Das Performerinnentrio von „Zer-brech-lich“ von Alessandro Schiaterella, Foto: Holger Rudolph

„Watch me how I break apart again“ singt Alice im ersten von fünf Liedern, welche am Abend performt werden, um die eigene Zerbrechlichkeit direkt herauszufordern. Sie erzählt aus einer Mischung aus Stolz und Selbstironie, dass ihr linkes Ohr vor allem die Funktion erfülle, Schmuck zu tragen und ihr rechtes Bein nicht wie ihr linkes gerne tanze und sich bewege, sondern lieber schlafe. Aber ist sie deshalb „leicht“ zerbrechlich? Auch Ellen weiß manchmal nicht, wo ihre Beine sind, wenn sie sie nicht sieht. Und im Fall von Vi sind es ihre Freunde, die sagen, ihre Hände sähen wie Katzenpfoten aus. Vi singt von fragilen Knochen und dem Wissen zu fallen, während sie sich, ohne hinzuschauen, am Rand der rollenden Podeste bewegt. „Who knows what I will break again?“ Was nach der drohenden Gefahr klingt, dass sie etwas zerbricht, ist dabei auf sie selbst gewendet, schließlich ist ihr rechtes, wie sie erklärt, zum Umknicken neigendes Fußgelenk bereits prophylaktisch bandagiert. In dieser Doppeldeutigkeit der Frage versteckt sich auch die verinnerlichte Erwartungshaltung einer ableistischen Perspektive auf zer-brech-liche Körper. Diese Perspektive wird im Laufe der Inszenierung immer wieder impliziert oder explizit herausgefordert. „I do not owe conformity“, singt Ellen. „How come you to assume your opinion counts?” Denn worauf beruhen Meinungen ohne Erfahrungen häufig? Doch sicher auf Vorurteilen.

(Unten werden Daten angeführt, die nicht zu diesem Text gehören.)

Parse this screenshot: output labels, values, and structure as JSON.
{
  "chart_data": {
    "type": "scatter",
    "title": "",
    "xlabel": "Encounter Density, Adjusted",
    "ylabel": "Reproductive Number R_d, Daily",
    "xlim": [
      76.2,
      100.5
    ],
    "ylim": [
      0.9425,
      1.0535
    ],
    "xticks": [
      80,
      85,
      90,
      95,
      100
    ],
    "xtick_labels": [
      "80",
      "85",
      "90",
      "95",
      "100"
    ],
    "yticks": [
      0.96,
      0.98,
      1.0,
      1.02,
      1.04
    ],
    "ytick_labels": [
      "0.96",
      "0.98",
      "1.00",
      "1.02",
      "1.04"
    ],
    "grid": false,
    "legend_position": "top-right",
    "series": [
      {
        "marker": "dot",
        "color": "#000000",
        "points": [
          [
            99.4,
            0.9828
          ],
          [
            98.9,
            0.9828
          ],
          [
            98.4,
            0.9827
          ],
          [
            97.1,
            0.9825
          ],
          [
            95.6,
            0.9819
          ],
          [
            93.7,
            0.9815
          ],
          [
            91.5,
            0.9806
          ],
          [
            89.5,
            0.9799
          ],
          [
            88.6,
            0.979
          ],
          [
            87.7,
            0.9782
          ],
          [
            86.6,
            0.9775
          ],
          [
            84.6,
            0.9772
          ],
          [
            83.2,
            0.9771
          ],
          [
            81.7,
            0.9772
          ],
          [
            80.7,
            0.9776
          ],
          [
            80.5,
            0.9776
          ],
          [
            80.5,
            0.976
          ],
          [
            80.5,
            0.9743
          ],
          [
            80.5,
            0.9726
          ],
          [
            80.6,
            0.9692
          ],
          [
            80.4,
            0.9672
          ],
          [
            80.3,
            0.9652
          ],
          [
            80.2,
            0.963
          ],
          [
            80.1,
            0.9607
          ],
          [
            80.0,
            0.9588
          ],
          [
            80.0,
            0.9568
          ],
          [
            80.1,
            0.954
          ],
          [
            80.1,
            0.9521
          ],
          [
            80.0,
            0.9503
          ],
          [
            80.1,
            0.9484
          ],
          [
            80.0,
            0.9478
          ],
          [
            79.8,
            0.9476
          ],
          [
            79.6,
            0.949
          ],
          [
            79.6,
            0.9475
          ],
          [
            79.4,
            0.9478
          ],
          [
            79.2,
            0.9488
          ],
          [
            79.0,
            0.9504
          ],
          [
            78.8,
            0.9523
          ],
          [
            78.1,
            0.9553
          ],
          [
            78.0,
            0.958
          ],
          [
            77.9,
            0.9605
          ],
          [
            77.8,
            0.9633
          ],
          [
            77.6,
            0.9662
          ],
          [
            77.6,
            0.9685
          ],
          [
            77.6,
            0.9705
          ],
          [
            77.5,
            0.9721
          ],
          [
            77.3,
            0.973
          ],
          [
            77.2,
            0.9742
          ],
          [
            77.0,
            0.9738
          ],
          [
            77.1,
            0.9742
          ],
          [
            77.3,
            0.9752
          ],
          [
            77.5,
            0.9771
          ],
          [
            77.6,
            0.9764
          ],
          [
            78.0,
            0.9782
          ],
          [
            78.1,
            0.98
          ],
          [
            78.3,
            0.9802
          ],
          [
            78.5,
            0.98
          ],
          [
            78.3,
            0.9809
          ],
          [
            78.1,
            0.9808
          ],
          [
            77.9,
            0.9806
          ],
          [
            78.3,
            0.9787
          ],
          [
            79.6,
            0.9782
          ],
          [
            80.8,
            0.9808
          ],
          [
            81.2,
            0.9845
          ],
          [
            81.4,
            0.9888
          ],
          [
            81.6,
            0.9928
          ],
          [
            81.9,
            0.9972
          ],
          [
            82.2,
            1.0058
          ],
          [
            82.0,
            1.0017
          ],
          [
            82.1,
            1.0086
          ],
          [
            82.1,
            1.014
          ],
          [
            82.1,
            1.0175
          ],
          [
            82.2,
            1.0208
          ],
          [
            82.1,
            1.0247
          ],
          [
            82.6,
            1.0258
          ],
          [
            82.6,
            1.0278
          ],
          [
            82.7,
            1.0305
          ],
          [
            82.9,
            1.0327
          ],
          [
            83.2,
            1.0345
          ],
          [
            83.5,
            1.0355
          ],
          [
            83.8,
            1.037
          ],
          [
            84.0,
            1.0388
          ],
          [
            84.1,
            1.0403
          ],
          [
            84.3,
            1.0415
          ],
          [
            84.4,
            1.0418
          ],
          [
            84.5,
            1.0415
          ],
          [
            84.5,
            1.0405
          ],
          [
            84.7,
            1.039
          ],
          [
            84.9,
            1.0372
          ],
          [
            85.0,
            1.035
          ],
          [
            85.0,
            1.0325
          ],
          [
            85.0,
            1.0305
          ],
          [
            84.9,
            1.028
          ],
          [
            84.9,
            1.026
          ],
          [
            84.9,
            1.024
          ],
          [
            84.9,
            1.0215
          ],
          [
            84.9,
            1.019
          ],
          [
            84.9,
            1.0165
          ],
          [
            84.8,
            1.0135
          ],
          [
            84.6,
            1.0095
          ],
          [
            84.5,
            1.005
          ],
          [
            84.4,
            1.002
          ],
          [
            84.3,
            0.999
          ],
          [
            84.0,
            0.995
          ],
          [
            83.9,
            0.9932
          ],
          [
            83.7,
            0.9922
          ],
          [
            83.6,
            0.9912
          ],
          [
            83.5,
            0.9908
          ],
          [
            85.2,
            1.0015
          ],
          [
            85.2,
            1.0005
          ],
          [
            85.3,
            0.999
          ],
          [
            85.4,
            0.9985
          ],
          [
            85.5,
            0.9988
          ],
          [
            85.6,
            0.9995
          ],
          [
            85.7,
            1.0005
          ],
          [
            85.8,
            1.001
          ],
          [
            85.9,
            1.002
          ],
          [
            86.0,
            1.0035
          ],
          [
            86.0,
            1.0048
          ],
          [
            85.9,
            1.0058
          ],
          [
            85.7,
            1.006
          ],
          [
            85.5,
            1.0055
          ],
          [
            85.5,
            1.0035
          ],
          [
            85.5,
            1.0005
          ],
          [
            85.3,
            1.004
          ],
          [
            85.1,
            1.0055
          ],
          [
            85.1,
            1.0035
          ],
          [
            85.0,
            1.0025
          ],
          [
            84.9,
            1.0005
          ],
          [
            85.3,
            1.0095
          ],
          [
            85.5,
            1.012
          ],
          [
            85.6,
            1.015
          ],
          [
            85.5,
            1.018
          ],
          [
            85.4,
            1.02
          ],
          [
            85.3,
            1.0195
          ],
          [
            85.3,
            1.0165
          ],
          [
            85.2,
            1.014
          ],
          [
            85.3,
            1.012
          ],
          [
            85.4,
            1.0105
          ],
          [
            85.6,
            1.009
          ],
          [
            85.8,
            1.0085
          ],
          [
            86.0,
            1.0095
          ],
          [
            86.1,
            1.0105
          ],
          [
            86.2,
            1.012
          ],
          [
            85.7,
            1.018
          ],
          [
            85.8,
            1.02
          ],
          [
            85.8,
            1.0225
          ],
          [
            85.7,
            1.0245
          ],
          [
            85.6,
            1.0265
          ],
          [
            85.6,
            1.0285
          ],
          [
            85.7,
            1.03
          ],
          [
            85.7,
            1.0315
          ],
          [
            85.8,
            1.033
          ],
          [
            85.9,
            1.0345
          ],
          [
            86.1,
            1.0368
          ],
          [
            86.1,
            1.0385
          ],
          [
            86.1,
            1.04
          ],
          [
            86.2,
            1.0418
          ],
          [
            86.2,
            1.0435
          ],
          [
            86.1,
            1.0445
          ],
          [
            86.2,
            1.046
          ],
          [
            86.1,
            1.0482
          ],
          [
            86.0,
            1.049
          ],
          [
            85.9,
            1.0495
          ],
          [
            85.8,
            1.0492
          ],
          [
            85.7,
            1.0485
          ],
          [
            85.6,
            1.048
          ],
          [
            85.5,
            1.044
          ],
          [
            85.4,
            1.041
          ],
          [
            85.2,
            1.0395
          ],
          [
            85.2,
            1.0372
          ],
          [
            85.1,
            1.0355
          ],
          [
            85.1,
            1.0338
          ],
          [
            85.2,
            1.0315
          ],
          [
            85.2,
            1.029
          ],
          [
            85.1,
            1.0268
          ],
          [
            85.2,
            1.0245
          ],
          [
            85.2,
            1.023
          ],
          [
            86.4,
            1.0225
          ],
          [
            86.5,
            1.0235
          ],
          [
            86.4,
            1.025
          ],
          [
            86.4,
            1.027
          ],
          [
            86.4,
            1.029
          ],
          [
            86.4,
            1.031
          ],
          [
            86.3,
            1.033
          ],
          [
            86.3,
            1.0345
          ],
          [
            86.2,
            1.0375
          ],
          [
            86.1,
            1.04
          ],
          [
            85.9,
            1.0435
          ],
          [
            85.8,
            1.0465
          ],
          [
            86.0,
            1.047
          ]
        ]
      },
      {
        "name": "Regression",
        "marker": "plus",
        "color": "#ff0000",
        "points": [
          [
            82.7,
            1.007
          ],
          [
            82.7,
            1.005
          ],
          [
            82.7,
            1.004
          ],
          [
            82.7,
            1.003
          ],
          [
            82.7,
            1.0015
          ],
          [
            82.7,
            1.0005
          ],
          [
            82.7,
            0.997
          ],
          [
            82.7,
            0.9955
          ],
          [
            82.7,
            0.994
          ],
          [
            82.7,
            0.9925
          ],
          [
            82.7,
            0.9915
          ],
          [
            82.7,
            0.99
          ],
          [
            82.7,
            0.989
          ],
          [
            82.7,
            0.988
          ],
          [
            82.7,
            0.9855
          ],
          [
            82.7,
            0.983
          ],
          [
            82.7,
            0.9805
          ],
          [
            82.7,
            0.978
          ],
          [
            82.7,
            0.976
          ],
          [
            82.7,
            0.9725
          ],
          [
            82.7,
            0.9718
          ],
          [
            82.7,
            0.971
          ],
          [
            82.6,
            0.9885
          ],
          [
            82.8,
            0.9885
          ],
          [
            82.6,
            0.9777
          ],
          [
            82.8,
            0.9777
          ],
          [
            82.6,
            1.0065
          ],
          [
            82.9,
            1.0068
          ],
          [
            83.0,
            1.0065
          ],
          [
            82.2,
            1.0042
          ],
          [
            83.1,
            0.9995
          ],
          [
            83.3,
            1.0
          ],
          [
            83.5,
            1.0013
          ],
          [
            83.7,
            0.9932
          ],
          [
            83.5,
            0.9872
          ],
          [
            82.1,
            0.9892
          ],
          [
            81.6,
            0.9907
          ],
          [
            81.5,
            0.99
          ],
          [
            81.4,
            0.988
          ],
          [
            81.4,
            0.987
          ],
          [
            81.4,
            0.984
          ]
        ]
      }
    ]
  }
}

Vi (li) und Ellen (re), wie sie behutsam mit Beinen und Krücken die auseinandergefallenen Teile wieder neu zusammenfügen, Foto: Holger Rudolph

Immer mehr wird im Laufe der Inszenierung klar: Alles ist irgendwie zerbrechlich im je eigenen Maß. Und das ist nichts Schlechtes. Wir sehen: (aus Stellwänden errichtete) Mauern können brechen, Glas kann bersten und auch ein Pult, das recht stabil scheint, kann von einem auf den anderen Augenblick in seine Einzelteile zerfallen. Wenn es hart auf hart kommt, leben wir alle in zerbrechlichen Körpern in einer Welt voller zerbrechlicher Körper. Selbst die Dinge, von denen wir glauben, dass sie stabil sind, können brechen. Was ist also der Wert von Un-zerbrechlichkeit? Wenn sich mehrere zerbrechliche Körper gegenseitig stützen, können sie gemeinsam Halt finden, standhaft sein und Widerstandsfähigkeit entwickeln gegen die Kräfte, die sie alleine zu brechen drohen. Das erzählt der musiktheatralische Abend mit großer, leichter Leidenschaft.

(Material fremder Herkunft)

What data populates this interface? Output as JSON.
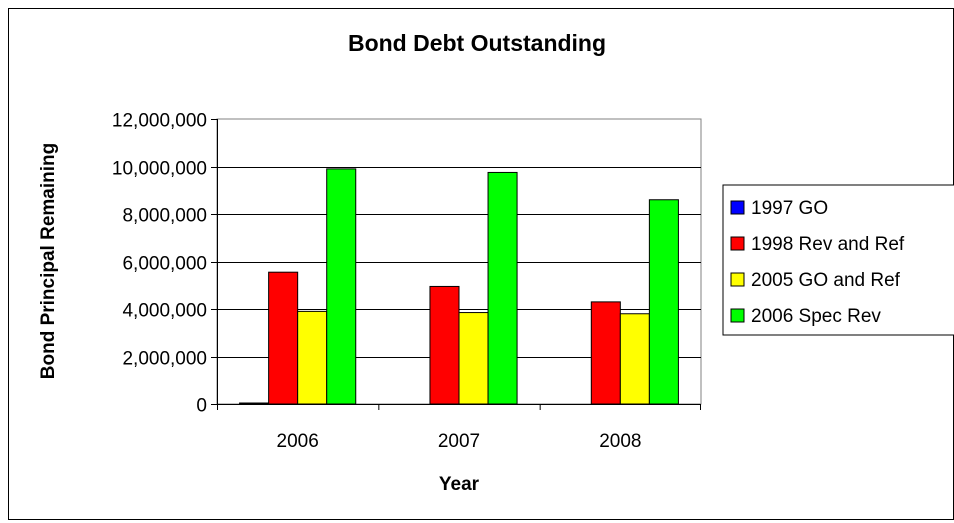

Große Freude bescherten Alice, Vi und Ellen dem Publikum mithilfe eines Greenscreens, vor dem sie, in verschiedenem Maß selbst grün gekleidet, mit einzelnen herausgehobenen Körperteilen fragmentierte Gestalten performten, die mittels Video auf ein Bühnenelement projiziert wurden. Hintergrundfilter und Zeitlupenfunktionen ließen u.a. eine Qualle, einen Albatros, ein Zentaur oder kopflose römische Statuen entstehen. Am Ende des Abends entfaltet sich die Bühne wie eine Landkarte der kreativen Verwüstung, die Spuren von Vorgängen des energiegeladenen Zerbrechens, Wiederaufbauens und Neuerfindens versammelt. Die vielen losen Teile liegen da in ihrer eigenen Schönheit und feiern das Wort „leicht“ – auch als Denkzettel für ableistische Vorannahmen.